ORBIT 2
Operational Robot Built In Tandon
NASA Robotic Mining Competition 2019
The ORBIT 2 rover was designed to be a robust, high volume robotic miner for the NASA Robotic Mining Competition and an improvement of the ORBIT 1 design. It employs the same excavation method as ORBIT 1, and can reach a theoretical mining rate of 2kg of BP-1 (Martian Regolith Simulant) per minute.
Rather than a single system like ORBIT 1, ORBIT 2 is a two rover system which split the rover's system's main functions (excavation and regolith transportation) into separate robots.
ORBIT 2, while a unique concept and a theoretical improvment to the previous ORBIT 1 design, it was a very complex undertaking and was not fully finished before the 2019 competition. While all portions of the robot performed well individually, the interfaces between the rovers need to be improved for future use. Nevertheless, the team placed 3rd overall in the 2019 NASA Robotic Mining Competition.
ORBIT 1
Operational Robot Built In Tandon
NASA Robotic Mining Competition 2018
The ORBIT 1 rover was designed to be a robust, high volume robotic miner for the NASA Robotic Mining Competition. It employed an adjustable, central excavation drum, mounted on a carbon fiber frame, and can reach a theoretical mining rate of 2kg of BP-1 (Martian Regolith Simulant) per minute.
The concept of the effectiveness of a "digging wheel" has been proved by the previous Atlas series miners. The primary concept behind ORBIT 1's design is using a high torque, high speed central wheel to excavate and store collected regolith. The original intention behind the design of ORBIT 1 was the use of a dual rover system, where the ORBIT 1 rover would serve solely for excavation, while a secondary rover would transport excavated regolith from the mining site to the deposition type, hence the small carrying capacity of the rover (10kg).

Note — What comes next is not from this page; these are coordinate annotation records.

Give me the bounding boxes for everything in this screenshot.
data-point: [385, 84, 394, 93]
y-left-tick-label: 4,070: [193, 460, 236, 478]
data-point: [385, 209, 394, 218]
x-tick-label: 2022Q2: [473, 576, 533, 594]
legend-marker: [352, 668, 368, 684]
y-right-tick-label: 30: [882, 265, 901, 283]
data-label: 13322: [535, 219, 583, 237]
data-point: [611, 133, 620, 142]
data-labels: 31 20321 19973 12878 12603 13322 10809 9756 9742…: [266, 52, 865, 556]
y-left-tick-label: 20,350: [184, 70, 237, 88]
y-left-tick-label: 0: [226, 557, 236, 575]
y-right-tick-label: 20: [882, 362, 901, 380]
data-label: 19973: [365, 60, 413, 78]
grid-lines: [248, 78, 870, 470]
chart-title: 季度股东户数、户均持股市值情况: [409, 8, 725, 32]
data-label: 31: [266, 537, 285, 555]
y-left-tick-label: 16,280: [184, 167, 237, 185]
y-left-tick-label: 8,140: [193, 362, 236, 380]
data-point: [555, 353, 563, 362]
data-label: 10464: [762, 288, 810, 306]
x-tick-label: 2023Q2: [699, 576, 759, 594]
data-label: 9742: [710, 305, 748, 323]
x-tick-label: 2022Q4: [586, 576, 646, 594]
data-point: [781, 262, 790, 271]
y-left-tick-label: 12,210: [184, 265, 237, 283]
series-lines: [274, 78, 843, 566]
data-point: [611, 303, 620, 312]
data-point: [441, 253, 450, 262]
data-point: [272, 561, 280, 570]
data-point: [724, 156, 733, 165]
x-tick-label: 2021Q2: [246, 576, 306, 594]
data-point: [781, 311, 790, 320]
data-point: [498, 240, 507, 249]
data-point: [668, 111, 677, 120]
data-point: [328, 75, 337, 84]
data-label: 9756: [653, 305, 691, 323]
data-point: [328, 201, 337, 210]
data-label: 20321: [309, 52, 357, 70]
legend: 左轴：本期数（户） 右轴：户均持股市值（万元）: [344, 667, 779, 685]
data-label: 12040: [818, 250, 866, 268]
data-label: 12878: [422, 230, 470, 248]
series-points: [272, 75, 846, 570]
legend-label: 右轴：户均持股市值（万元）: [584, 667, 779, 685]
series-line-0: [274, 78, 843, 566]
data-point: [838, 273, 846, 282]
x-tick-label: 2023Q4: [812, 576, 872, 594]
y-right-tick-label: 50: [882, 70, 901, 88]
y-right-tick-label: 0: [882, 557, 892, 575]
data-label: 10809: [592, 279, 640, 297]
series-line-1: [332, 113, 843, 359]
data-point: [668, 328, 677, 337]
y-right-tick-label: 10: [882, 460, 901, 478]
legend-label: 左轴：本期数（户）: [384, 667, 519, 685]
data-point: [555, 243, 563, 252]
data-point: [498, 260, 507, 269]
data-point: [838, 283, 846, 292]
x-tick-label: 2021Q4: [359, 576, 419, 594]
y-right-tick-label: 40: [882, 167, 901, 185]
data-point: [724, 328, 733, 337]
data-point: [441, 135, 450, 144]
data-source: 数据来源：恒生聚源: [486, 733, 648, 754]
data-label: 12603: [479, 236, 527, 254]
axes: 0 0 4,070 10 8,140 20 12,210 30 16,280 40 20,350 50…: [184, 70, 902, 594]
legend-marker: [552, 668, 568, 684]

ORBIT 1 proved an effective excavater during the 2018 NASA Robotic Mining Competition; however, it failed during the deposition portion of its run due to a mechanical failure in the deposition mechanism. Nevertheless, ORBIT 1 proves the strengths of a "mining wheel" compared to other, traditional mining mechanisms.
Altas 7
Atlas Robotic Mining Rover 7
NASA Robotic Mining Competition 2017
The Atlas 7 Robotic Mining Rover was designed to be a small, light-weight, and efficient robotic miner for the NASA Robotic Mining Competition. It employed a combined locomotive and excavation systems to achieve a sub-average mass and dimensioning, while theoretically maintaining an effective mining rate. Furthermore, its unique 3D printed body provided for a cost-effective and robust fabrication process.
Atlas 7 utilized four combined digging and movement wheels. The wheels were fabricated from ABS plastic using 3D printing techniques. Atlas 7's frame was fabricated using carbon tiber tubing, to maintain structural stability, while keeping a low mass. Collection and deposition of the mined regolith was done using a vertically adjustable conveyor belt.
While Atlas 7 was a unique design, it fell short of mining the required volume. The motors driving the digging wheels did not have a high enough torque to excavate the more compact, subsurface regolith. The stalled motors we both unable to mine more regolith, nor was it able to move the rover, resulting in overall mission failure.
Atlas 6
Atlas Robotic Mining Rover Prototype 6
NASA Robotic Mining Competition 2017 Prototype
At Atlas 6 Robotic Mining Rover Prototype was the functional predecessor to the Atlas 7 and was built to demonstrate the effectiveness of a combined locomotive and excavation mechanism in a robotic mining rover.
While the Atlas 6 was very lightweight, it did not have the structural stability to withstand the stresses of off-world mining simulations.